The cost of separation varies according to where the spouses live and the level of cooperation between them.
Lawyer fees may take up a great portion of the overall costs. Additional costs include filing a petition for a legal separation and a Separation Agreement. If both spouses agree to the terms, costs will be relatively straightforward. If one spouse files a counter-petition because they don’t agree with the terms, there may be the added costs of working with a mediator to come to an agreement. Otherwise, the agreement goes before a judge to review, approve, and sign.

Can Separation Occur Without a Lawyer?

A couple who is separating doesn’t require a lawyer to make a Separation Agreement and address finances, property, and child terms. However, spouses may choose to consult their own attorney if they don’t agree on separation terms and are pursuing a legal separation in court. Legal assistance can also be helpful because lawyers are experienced in handling these matters and can provide guidance during an emotional separation process.
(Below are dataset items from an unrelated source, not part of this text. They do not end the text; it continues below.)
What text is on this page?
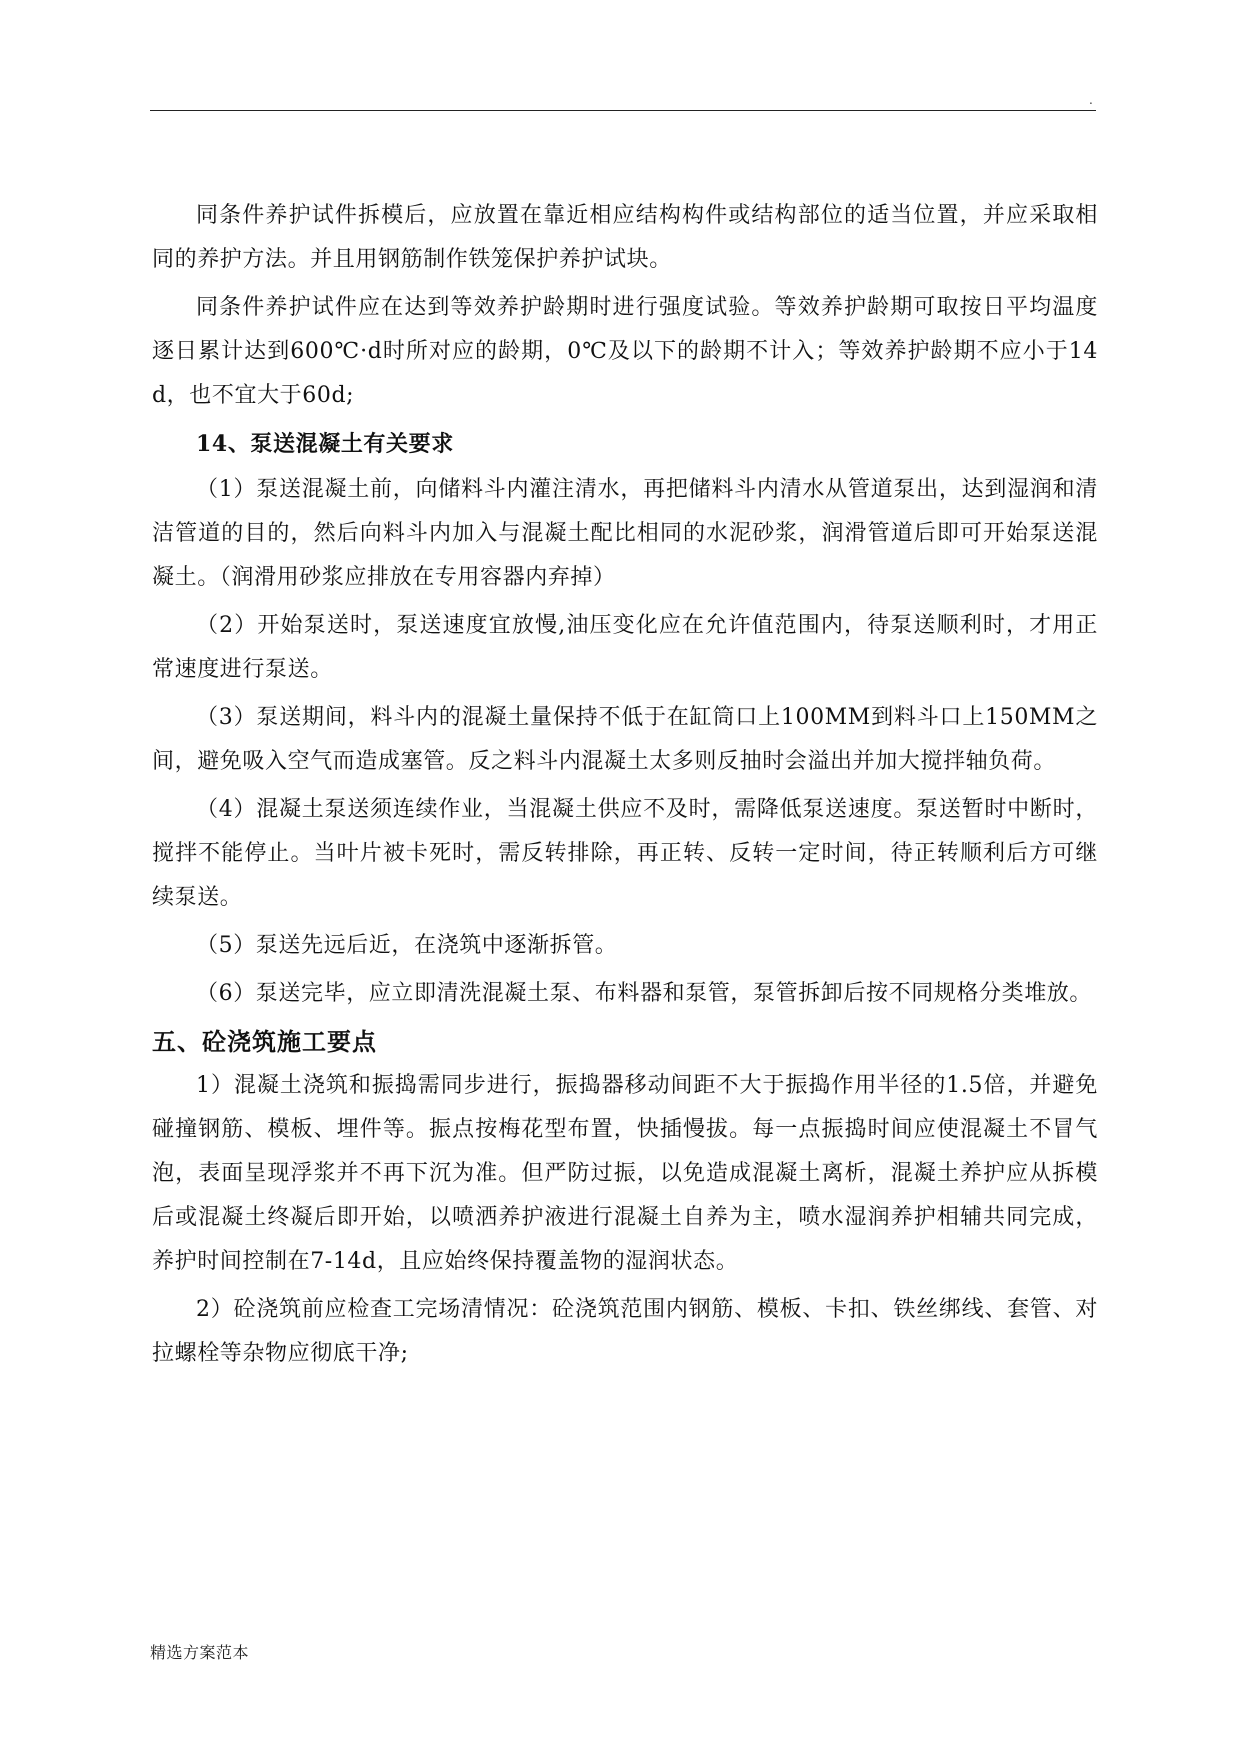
.

同条件养护试件拆模后，应放置在靠近相应结构构件或结构部位的适当位置，并应采取相同的养护方法。并且用钢筋制作铁笼保护养护试块。

同条件养护试件应在达到等效养护龄期时进行强度试验。等效养护龄期可取按日平均温度逐日累计达到600℃·d时所对应的龄期，0℃及以下的龄期不计入；等效养护龄期不应小于14d，也不宜大于60d;

14、泵送混凝土有关要求

（1）泵送混凝土前，向储料斗内灌注清水，再把储料斗内清水从管道泵出，达到湿润和清洁管道的目的，然后向料斗内加入与混凝土配比相同的水泥砂浆，润滑管道后即可开始泵送混凝土。（润滑用砂浆应排放在专用容器内弃掉）

（2）开始泵送时，泵送速度宜放慢,油压变化应在允许值范围内，待泵送顺利时，才用正常速度进行泵送。

（3）泵送期间，料斗内的混凝土量保持不低于在缸筒口上100MM到料斗口上150MM之间，避免吸入空气而造成塞管。反之料斗内混凝土太多则反抽时会溢出并加大搅拌轴负荷。

（4）混凝土泵送须连续作业，当混凝土供应不及时，需降低泵送速度。泵送暂时中断时，搅拌不能停止。当叶片被卡死时，需反转排除，再正转、反转一定时间，待正转顺利后方可继续泵送。

（5）泵送先远后近，在浇筑中逐渐拆管。

（6）泵送完毕，应立即清洗混凝土泵、布料器和泵管，泵管拆卸后按不同规格分类堆放。

五、砼浇筑施工要点

1）混凝土浇筑和振捣需同步进行，振捣器移动间距不大于振捣作用半径的1.5倍，并避免碰撞钢筋、模板、埋件等。振点按梅花型布置，快插慢拔。每一点振捣时间应使混凝土不冒气泡，表面呈现浮浆并不再下沉为准。但严防过振，以免造成混凝土离析，混凝土养护应从拆模后或混凝土终凝后即开始，以喷洒养护液进行混凝土自养为主，喷水湿润养护相辅共同完成，养护时间控制在7-14d，且应始终保持覆盖物的湿润状态。

2）砼浇筑前应检查工完场清情况：砼浇筑范围内钢筋、模板、卡扣、铁丝绑线、套管、对拉螺栓等杂物应彻底干净;

精选方案范本
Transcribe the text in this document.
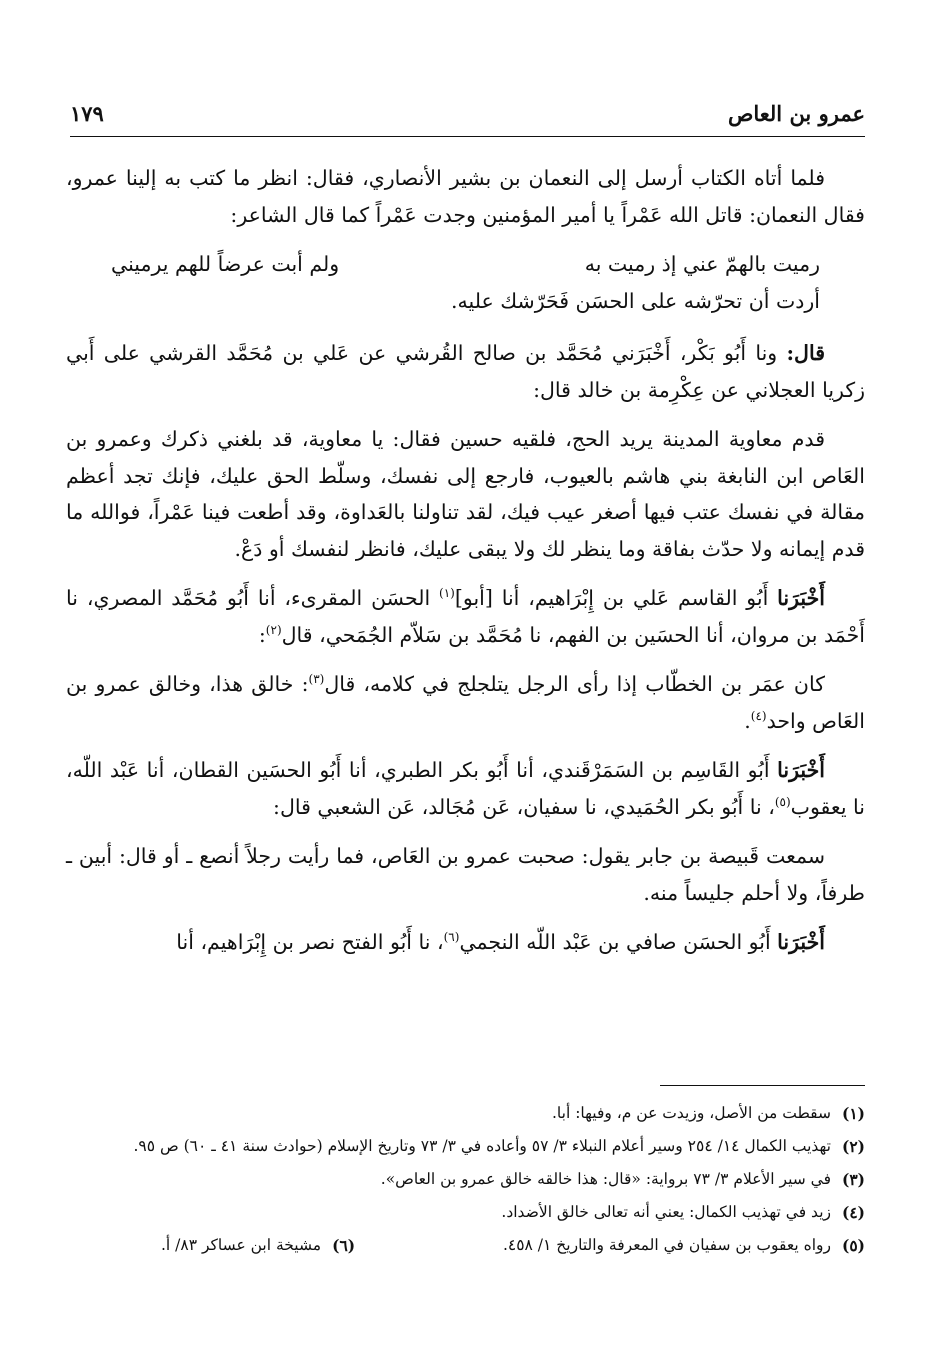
عمرو بن العاص
١٧٩

فلما أتاه الكتاب أرسل إلى النعمان بن بشير الأنصاري، فقال: انظر ما كتب به إلينا عمرو، فقال النعمان: قاتل الله عَمْراً يا أمير المؤمنين وجدت عَمْراً كما قال الشاعر:

رميت بالهمّ عني إذ رميت به
ولم أبت عرضاً للهم يرميني
أردت أن تحرّشه على الحسَن فَحَرّشك عليه.

قال: ونا أَبُو بَكْر، أَخْبَرَني مُحَمَّد بن صالح القُرشي عن عَلي بن مُحَمَّد القرشي على أَبي زكريا العجلاني عن عِكْرِمة بن خالد قال:

قدم معاوية المدينة يريد الحج، فلقيه حسين فقال: يا معاوية، قد بلغني ذكرك وعمرو بن العَاص ابن النابغة بني هاشم بالعيوب، فارجع إلى نفسك، وسلّط الحق عليك، فإنك تجد أعظم مقالة في نفسك عتب فيها أصغر عيب فيك، لقد تناولنا بالعَداوة، وقد أطعت فينا عَمْراً، فوالله ما قدم إيمانه ولا حدّث بفاقة وما ينظر لك ولا يبقى عليك، فانظر لنفسك أو دَعْ.

أَخْبَرَنا أَبُو القاسم عَلي بن إِبْرَاهيم، أنا [أبو]$^{(١)}$ الحسَن المقرىء، أنا أَبُو مُحَمَّد المصري، نا أَحْمَد بن مروان، أنا الحسَين بن الفهم، نا مُحَمَّد بن سَلاّم الجُمَحي، قال$^{(٢)}$:

كان عمَر بن الخطّاب إذا رأى الرجل يتلجلج في كلامه، قال$^{(٣)}$: خالق هذا، وخالق عمرو بن العَاص واحد$^{(٤)}$.

أَخْبَرَنا أَبُو القَاسِم بن السَمَرْقَندي، أنا أَبُو بكر الطبري، أنا أَبُو الحسَين القطان، أنا عَبْد اللّه، نا يعقوب$^{(٥)}$، نا أَبُو بكر الحُمَيدي، نا سفيان، عَن مُجَالد، عَن الشعبي قال:

سمعت قَبيصة بن جابر يقول: صحبت عمرو بن العَاص، فما رأيت رجلاً أنصع ـ أو قال: أبين ـ طرفاً، ولا أحلم جليساً منه.

أَخْبَرَنا أَبُو الحسَن صافي بن عَبْد اللّه النجمي$^{(٦)}$، نا أَبُو الفتح نصر بن إِبْرَاهيم، أنا

(١)
سقطت من الأصل، وزيدت عن م، وفيها: أبا.
(٢)
تهذيب الكمال ١٤/ ٢٥٤ وسير أعلام النبلاء ٣/ ٥٧ وأعاده في ٣/ ٧٣ وتاريخ الإسلام (حوادث سنة ٤١ ـ ٦٠) ص ٩٥.
(٣)
في سير الأعلام ٣/ ٧٣ برواية: «قال: هذا خالقه خالق عمرو بن العاص».
(٤)
زيد في تهذيب الكمال: يعني أنه تعالى خالق الأضداد.
(٥)
رواه يعقوب بن سفيان في المعرفة والتاريخ ١/ ٤٥٨.
(٦)
مشيخة ابن عساكر ٨٣/ أ.
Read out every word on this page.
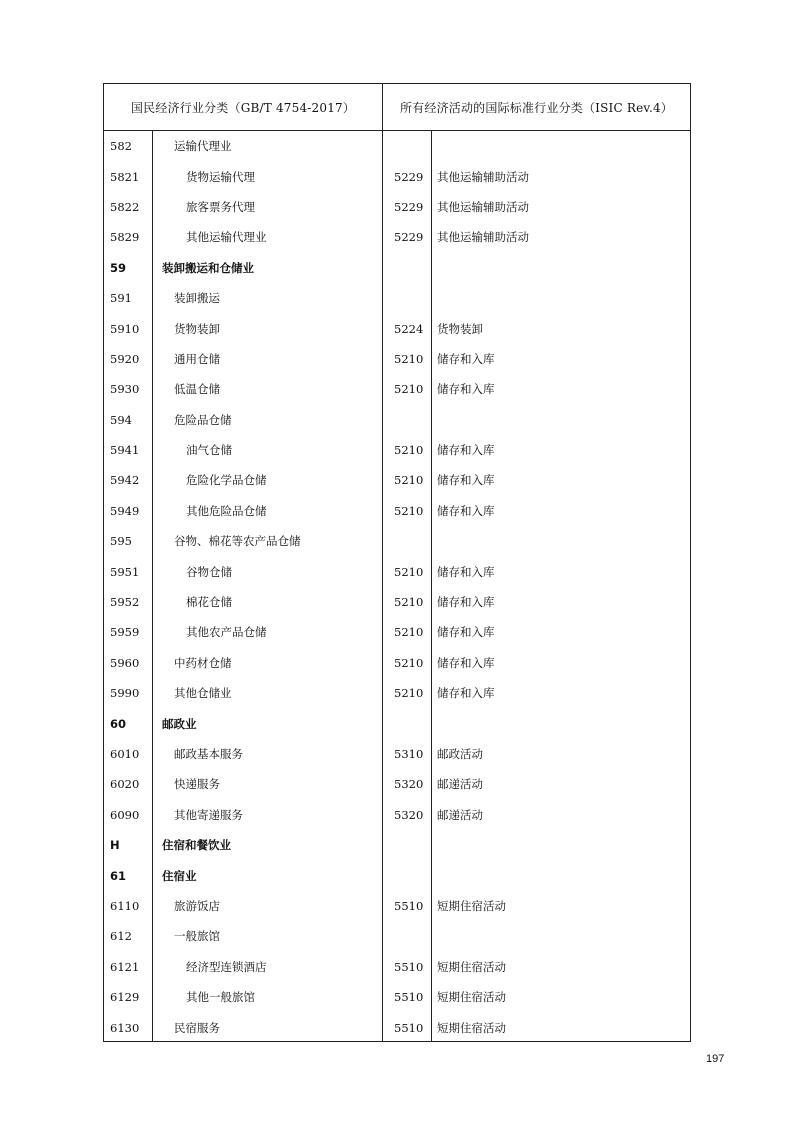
国民经济行业分类（GB/T 4754-2017）	所有经济活动的国际标准行业分类（ISIC Rev.4）
582	运输代理业
5821	货物运输代理	5229 其他运输辅助活动
5822	旅客票务代理	5229 其他运输辅助活动
5829	其他运输代理业	5229 其他运输辅助活动
59	装卸搬运和仓储业
591	装卸搬运
5910	货物装卸	5224 货物装卸
5920	通用仓储	5210 储存和入库
5930	低温仓储	5210 储存和入库
594	危险品仓储
5941	油气仓储	5210 储存和入库
5942	危险化学品仓储	5210 储存和入库
5949	其他危险品仓储	5210 储存和入库
595	谷物、棉花等农产品仓储
5951	谷物仓储	5210 储存和入库
5952	棉花仓储	5210 储存和入库
5959	其他农产品仓储	5210 储存和入库
5960	中药材仓储	5210 储存和入库
5990	其他仓储业	5210 储存和入库
60	邮政业
6010	邮政基本服务	5310 邮政活动
6020	快递服务	5320 邮递活动
6090	其他寄递服务	5320 邮递活动
H	住宿和餐饮业
61	住宿业
6110	旅游饭店	5510 短期住宿活动
612	一般旅馆
6121	经济型连锁酒店	5510 短期住宿活动
6129	其他一般旅馆	5510 短期住宿活动
6130	民宿服务	5510 短期住宿活动
197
How Do Spouses Cope With Separation?

Separation is not easy, and there are bound to be feelings of sadness, anger, confusion, and anxiety. It’s important for each spouse to take time to process their feelings and ensure they have someone to talk to, like a trusted friend, family member, or mental health professional.
Ultimately, spouses may be separating from each other to address problems in their marriage. Time away to reset can be healing for both individuals and help each person identify what they want, whether it’s to stay together or move forward separately. Open communication and respect between spouses can go a long way to keeping disagreements to a minimum and ensuring the breakup doesn’t prolong bad feelings for everyone involved.